Com referência ao fenômeno deep stall, a investigação reportou que pode-se assumir com probabilidade suficiente que o avião estava próximo da primeira fase desse fenômeno, mas esse limite não foi atingido. O recolhimento dos flaps de 40° para 11° levou por um curto período à redução do arrasto na aeronave, mas, ao mesmo tempo, reduziu a superfície da asa em um momento crítico.

Com a retração parcial dos slats e mais aumento no ângulo de ataque para preservar o voo horizontal, novamente o arrasto aumentou, sem a devida aplicação de potência necessária nos motores para compensar a condição estabelecida.

Nesse ponto, a aeronave atingiu o limite do perder sustentação em quase toda a asa, mas não o ultrapassou. Isso é evidenciado no DFDR (Gravador Digital de Dados de Voo), onde a retração dos flaps foi acompanhada por uma mudança de altitude de 33 pés (10 m) para 107 pés (33 m).

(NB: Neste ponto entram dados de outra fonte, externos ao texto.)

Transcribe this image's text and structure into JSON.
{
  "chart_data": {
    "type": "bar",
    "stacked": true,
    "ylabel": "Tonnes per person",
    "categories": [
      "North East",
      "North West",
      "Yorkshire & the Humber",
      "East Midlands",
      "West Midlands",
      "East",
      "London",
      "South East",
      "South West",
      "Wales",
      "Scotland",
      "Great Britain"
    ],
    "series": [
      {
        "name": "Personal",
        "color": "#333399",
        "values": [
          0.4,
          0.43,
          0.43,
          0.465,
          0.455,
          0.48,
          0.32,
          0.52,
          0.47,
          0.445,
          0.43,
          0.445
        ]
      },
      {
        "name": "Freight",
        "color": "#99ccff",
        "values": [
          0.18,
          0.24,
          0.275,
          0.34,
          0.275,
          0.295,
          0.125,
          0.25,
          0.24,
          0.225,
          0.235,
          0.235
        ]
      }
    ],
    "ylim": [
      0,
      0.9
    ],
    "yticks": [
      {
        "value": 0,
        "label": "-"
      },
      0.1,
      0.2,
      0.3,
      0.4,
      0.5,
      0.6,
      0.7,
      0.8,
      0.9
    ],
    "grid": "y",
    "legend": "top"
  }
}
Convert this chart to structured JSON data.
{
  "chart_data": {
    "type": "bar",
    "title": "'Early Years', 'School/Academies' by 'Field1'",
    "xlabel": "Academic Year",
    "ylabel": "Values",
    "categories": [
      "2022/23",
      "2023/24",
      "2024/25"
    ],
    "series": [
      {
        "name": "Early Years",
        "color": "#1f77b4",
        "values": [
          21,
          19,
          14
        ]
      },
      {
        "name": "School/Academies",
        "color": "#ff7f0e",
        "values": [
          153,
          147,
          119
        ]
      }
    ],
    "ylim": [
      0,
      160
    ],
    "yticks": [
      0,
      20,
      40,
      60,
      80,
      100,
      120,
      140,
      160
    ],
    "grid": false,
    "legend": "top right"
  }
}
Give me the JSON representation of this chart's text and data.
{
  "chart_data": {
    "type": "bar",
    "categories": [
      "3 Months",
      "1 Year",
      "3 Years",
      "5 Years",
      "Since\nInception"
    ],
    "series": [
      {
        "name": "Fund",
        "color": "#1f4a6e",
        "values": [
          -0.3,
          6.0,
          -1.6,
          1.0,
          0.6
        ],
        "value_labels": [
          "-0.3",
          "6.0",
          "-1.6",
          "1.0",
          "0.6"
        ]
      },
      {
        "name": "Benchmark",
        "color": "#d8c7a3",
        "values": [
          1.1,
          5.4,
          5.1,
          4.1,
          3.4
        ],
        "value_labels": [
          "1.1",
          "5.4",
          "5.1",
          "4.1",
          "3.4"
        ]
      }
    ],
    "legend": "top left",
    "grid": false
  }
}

Posteriormente, a aeronave perdeu altura novamente, com aumento da inclinação do nariz e descida para 50 pés (15 m).

A investigação concluiu que todos os sistemas da aeronave estavam funcionando normalmente e que as condições climáticas desfavoráveis, enquanto “o copiloto falhava em corrigir o desvio no curso e na rampa de planeio”, não causaram o voo prolongado em atitude crítica.

Os investigadores escreveram em sua análise:

A Comissão avalia as ações da tripulação como inadequadas aos procedimentos da Bulgaria Air Charter, e considera que, com essas ações, a tripulação contribuiu para o desenvolvimento de um risco crítico à segurança do voo, da seguinte forma:

  1. Sob as condições de uma mudança repentina do clima – chuva e vento forte, o que levou à desestabilização da aproximação – a tripulação não tomou a decisão de abortar o pouso no momento oportuno;
  2. Ao concluir o procedimento de “Go Around”, o comandante, cuja atenção estava concentrada em levar a aeronave para a linha central da pista e para o pouso, não colocou os motores no modo TO/GA. O copiloto não controlou a posição das manetes, o modo de potência (A/T) e a velocidade, não alertando imediatamente o comandante de que a eles tinham atingido valores críticos;
  3. A tripulação de voo estava sob forte estresse devido à situação meteorológica extremamente desfavorável e ao desvio inesperado do localizador (LOC) e da rampa de planeio (GS).

Conclusão

Com base na análise feita, a investigação búlgara declarou o incidente como grave, tendo como causa erros dos pilotos na coordenação do trabalho na cabine (CRM) e no emprego da tecnologia embarcada, durante o voo com más condições climáticas, durante a aproximação para pouso e nos procedimentos para abortar a aterrissagem e para a arremetida.

Basicamente, a pressão causada pelo procedimento de descida da aeronave em condições climáticas desfavoráveis acabou gerando um ambiente confuso na cabine, principalmente a partir do momento em que o comandante assumiu os controles e tentou, de todas as formas, corrigir a descida da aeronave.

O episódio só não terminou em tragédia devido à percepção pelo copiloto, na última hora, da configuração das manetes dos motores em baixa potência e seu restabelecimento ainda a tempo de conseguir sair da condição crítica que a aeronave se encontrava.